Je lui répondis que je n’avais rien de ce genre, et m’écartai de lui davantage. Il ne savait pas que son pistolet dépassait alors très visiblement de sa poche, et que je voyais reluire au soleil l’acier de la crosse. Mais par bonheur pour moi, il n’en savait rien, et, se figurant que l’arme était cachée, il mentait effrontément.

Il se mit ensuite à me poser des questions insidieuses, pour savoir d’où je venais, si j’étais riche, si je pouvais lui changer une pièce de cinq shillings (qu’il avait à cette heure même dans sa poche, affirmait-il) ; et cependant il ne cessait d’appuyer dans ma direction, tandis que je m’efforçais de l’éviter. Nous cheminions alors sur une sorte de piste à bestiaux herbeuse, qui franchissait les collines vers Torosay, et nous changions de côté sans arrêt, tels des danseurs dans un chassé-croisé. J’avais si clairement le dessus que je m’enhardis, et pris un réel plaisir à ce jeu de colin-maillard ; mais le catéchiste se mettait plus en colère à mesure, et finalement il lança des jurons en gaélique et s’efforça de m’envoyer son bâton dans les jambes.

Alors je lui annonçai qu’à vrai dire j’avais un pistolet tout comme lui, et que s’il n’obliquait pas vers le sud à travers la colline, je lui ferais sauter la cervelle.

Il devint aussitôt des plus polis ; et après avoir un moment tâché de m’amadouer, sans succès, il me maudit une fois de plus en gaélique, et s’éloigna. Je suivis du regard ses enjambées parmi les flaques et la bruyère, qu’il tapotait avec son bâton, jusqu’à ce qu’il eût tourné le bout d’une colline et disparu dans le prochain creux. Puis je me remis en route vers Torosay, trouvant bien plus agréable d’être seul que de voyager avec cet homme de savoir. J’avais joué de malheur, ce jour-là, car ces deux hommes dont je venais de me débarrasser, l’un après l’autre, étaient les pires que je rencontrai jamais dans les Highlands.

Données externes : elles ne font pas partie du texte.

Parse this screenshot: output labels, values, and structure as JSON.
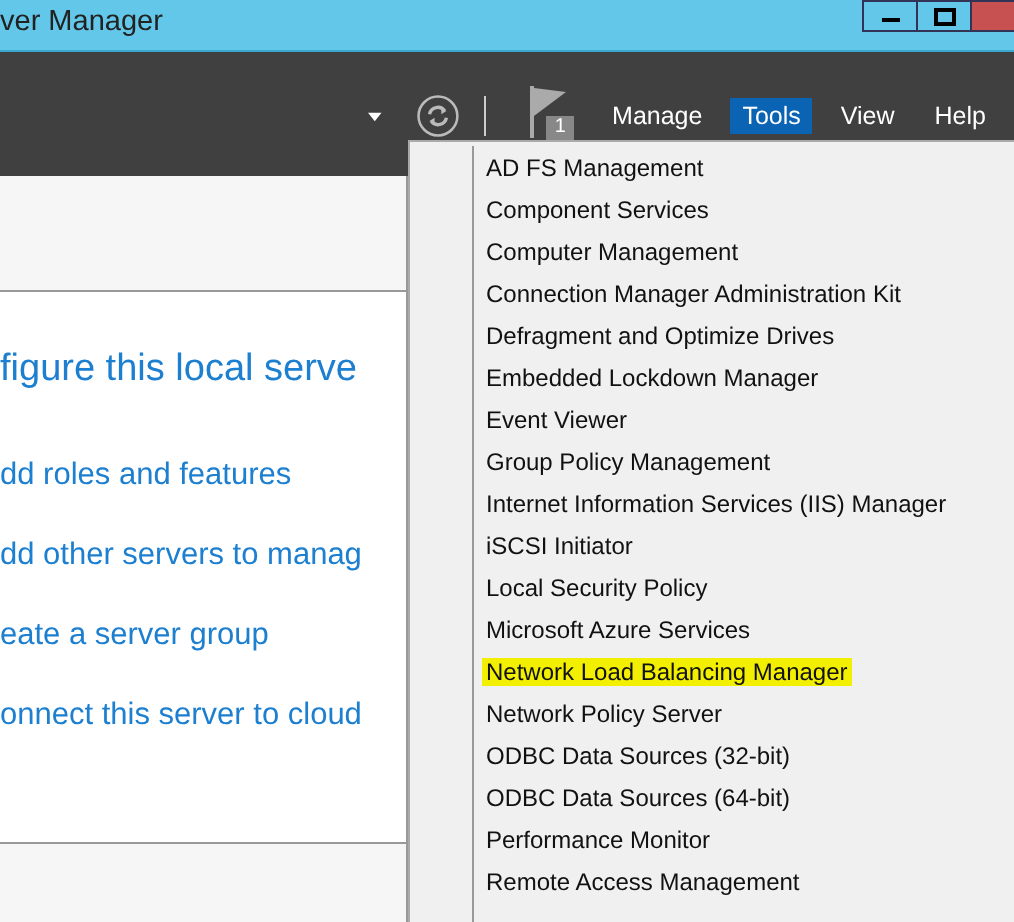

À Torosay, sur le Sound de Mull et orientée vers la terre ferme de Morven, il y avait une auberge dont le patron était un Maclean, et, paraît-il, de très grande famille ; car dans les Highlands plus que chez nous encore, on estime que tenir une auberge est un métier distingué, à cause peut-être qu’il participe de l’hospitalité, ou encore parce qu’on y est ivrogne et fainéant. Il parlait bien anglais, et découvrant que j’avais quelque instruction, m’essaya d’abord en français, où il me battit sans peine, puis en latin, où nous fûmes, je crois, égaux. Cet agréable tournoi nous mit dès l’abord sur un pied amical ; et je m’assis à boire du punch avec lui (ou, pour être plus exact, je m’assis et le regardai boire) tant qu’il fut ivre au point de pleurer sur mon épaule.

Comme sans y songer, je lui montrai, pour voir, le bouton d’Alan ; mais je me rendis compte qu’il ne l’avait ni vu ni connu. D’ailleurs, il avait quelque grief contre la famille et les amis d’Ardshiel, et avant d’être ivre, il me lut une satire, en très bon latin, mais des plus mordantes, qu’il avait composée en vers élégiaques contre une personne de ce nom.

Quand je lui parlai de mon catéchiste, il branla la tête, et me dit que j’avais eu de la chance de m’en dépêtrer.

– C’est un homme des plus dangereux, dit-il, que ce Duncan MacKrieg ; il sait tirer au jugé à plusieurs yards, et on l’a souvent accusé de vols sur les grands chemins, et une fois même d’assassinat.

– Mais le bouquet, dis-je, c’est qu’il se prétend catéchiste.

– Et pourquoi pas ? répliqua mon hôte. Il l’est bien en effet. C’est Maclean de Duart qui l’a nommé à ces fonctions, à cause de son infirmité. Mais peut-être est-ce regrettable, car il est toujours par les routes, allant d’un endroit à un autre pour faire réciter leur catéchisme aux jeunes personnes ; et sans nul doute, c’est pour le pauvre diable une grande tentation.

Finalement, lorsqu’il fut incapable de boire davantage, notre homme me conduisit à un lit, où je me couchai d’excellente humeur, ayant traversé la plus grande partie de cette longue et recourbée île de Mull, d’Earraid à Torosay, et fait cinquante milles à vol d’oiseau, mais (vu mes erreurs) beaucoup plus près de cent, en quatre jours et sans trop de fatigue. Du reste, je me trouvais en bien meilleures dispositions, de corps et d’esprit, au bout de cette longue marche, que je ne l’étais au commencement.